This morning's WSJ includes an excerpt from Peggy Noonan's Patriotic Grace: What It Is and Why We Need It Now (which I have not yet read). In the excerpt she writes about the collection of people milling and waiting at "Gate 14" (at any major U.S. airport), going through the "costly and embarrassing kabuki" of getting through TSA security. She notes that "Gate 14 doesn't think any of the candidates is going to make their lives better. But Gate 14 will vote anyway, because they know they are the grown-ups of America and must play the role and do the job."
This reminded me of Dan Klein's "Resorting to Statism to Find Meaning: Conservatism and Leftism" Dan begins this way: "Man is a meaning seeking animal. Meaning is developed and sustained in beliefs, communities, customs, and institutions. It is represented by symbols and identifiers. These components work together as a subculture." In the paper, he thoughtfully explores differences and definitions. How do people find meaning in conservatism and leftism as we know it? Dan also explains why liberalism [traditional definition] appeals to him.

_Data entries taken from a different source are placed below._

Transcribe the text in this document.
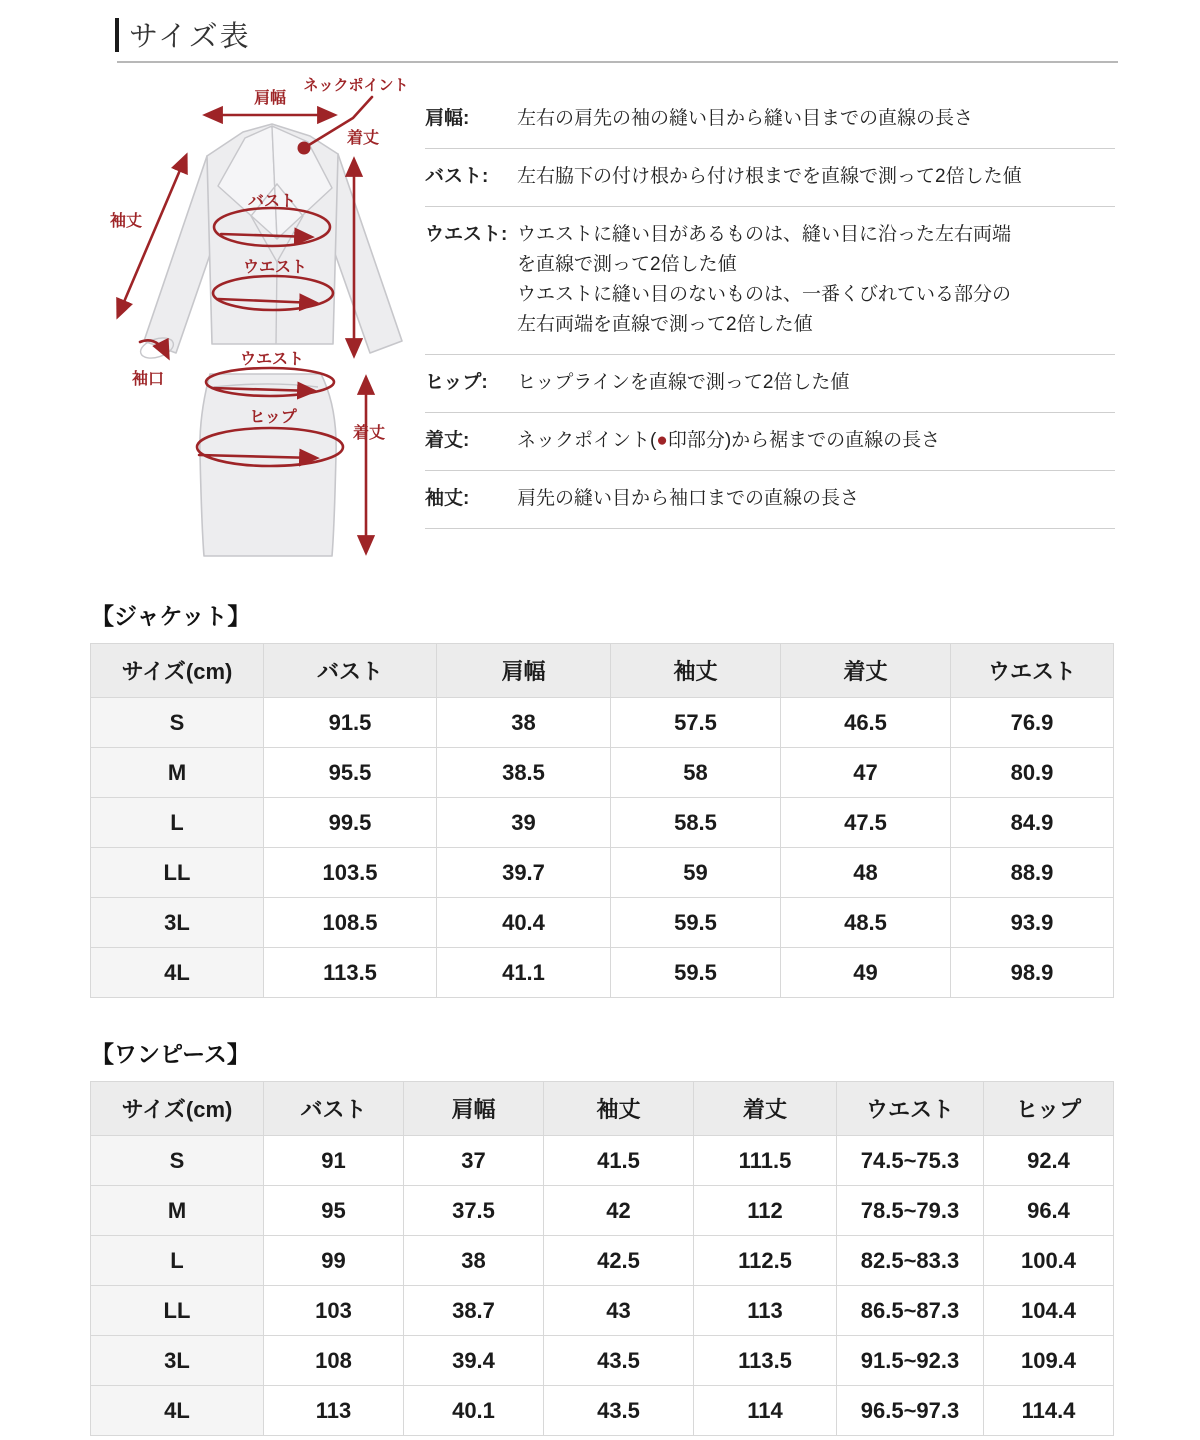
サイズ表
肩幅
ネックポイント
着丈
袖丈
バスト
ウエスト
袖口
ウエスト
ヒップ
着丈
肩幅:	左右の肩先の袖の縫い目から縫い目までの直線の長さ
バスト:	左右脇下の付け根から付け根までを直線で測って2倍した値
ウエスト: ウエストに縫い目があるものは、縫い目に沿った左右両端
を直線で測って2倍した値
ウエストに縫い目のないものは、一番くびれている部分の
左右両端を直線で測って2倍した値
ヒップ:	ヒップラインを直線で測って2倍した値
着丈:	ネックポイント(●印部分)から裾までの直線の長さ
袖丈:	肩先の縫い目から袖口までの直線の長さ
【ジャケット】
サイズ(cm)	バスト	肩幅	袖丈	着丈	ウエスト
S	91.5	38	57.5	46.5	76.9
M	95.5	38.5	58	47	80.9
L	99.5	39	58.5	47.5	84.9
LL	103.5	39.7	59	48	88.9
3L	108.5	40.4	59.5	48.5	93.9
4L	113.5	41.1	59.5	49	98.9
【ワンピース】
サイズ(cm)	バスト	肩幅	袖丈	着丈	ウエスト	ヒップ
S	91	37	41.5	111.5	74.5~75.3	92.4
M	95	37.5	42	112	78.5~79.3	96.4
L	99	38	42.5	112.5	82.5~83.3	100.4
LL	103	38.7	43	113	86.5~87.3	104.4
3L	108	39.4	43.5	113.5	91.5~92.3	109.4
4L	113	40.1	43.5	114	96.5~97.3	114.4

It is a bit simpler for me. Statism carried to the extreme, where it becomes a religion (Hitler, Stalin, Peron, Castro, Milosevic, Kim Jong-Il, etc., etc., etc.) is vicious and evil. There are no worse forms of social organization. But democracy as we know it leaves room for populism which on these shores has not quite stooped to the lows we have seen abroad. But it's practitioners sometimes look in that direction.
Unlike Noonan's Gate 14 people, many of us sniff around every four years to see if we can find any redeeming qualities among the candidates presented to us. I'll have to read Noonan's book to see what is expected of grown-ups in these circumstances.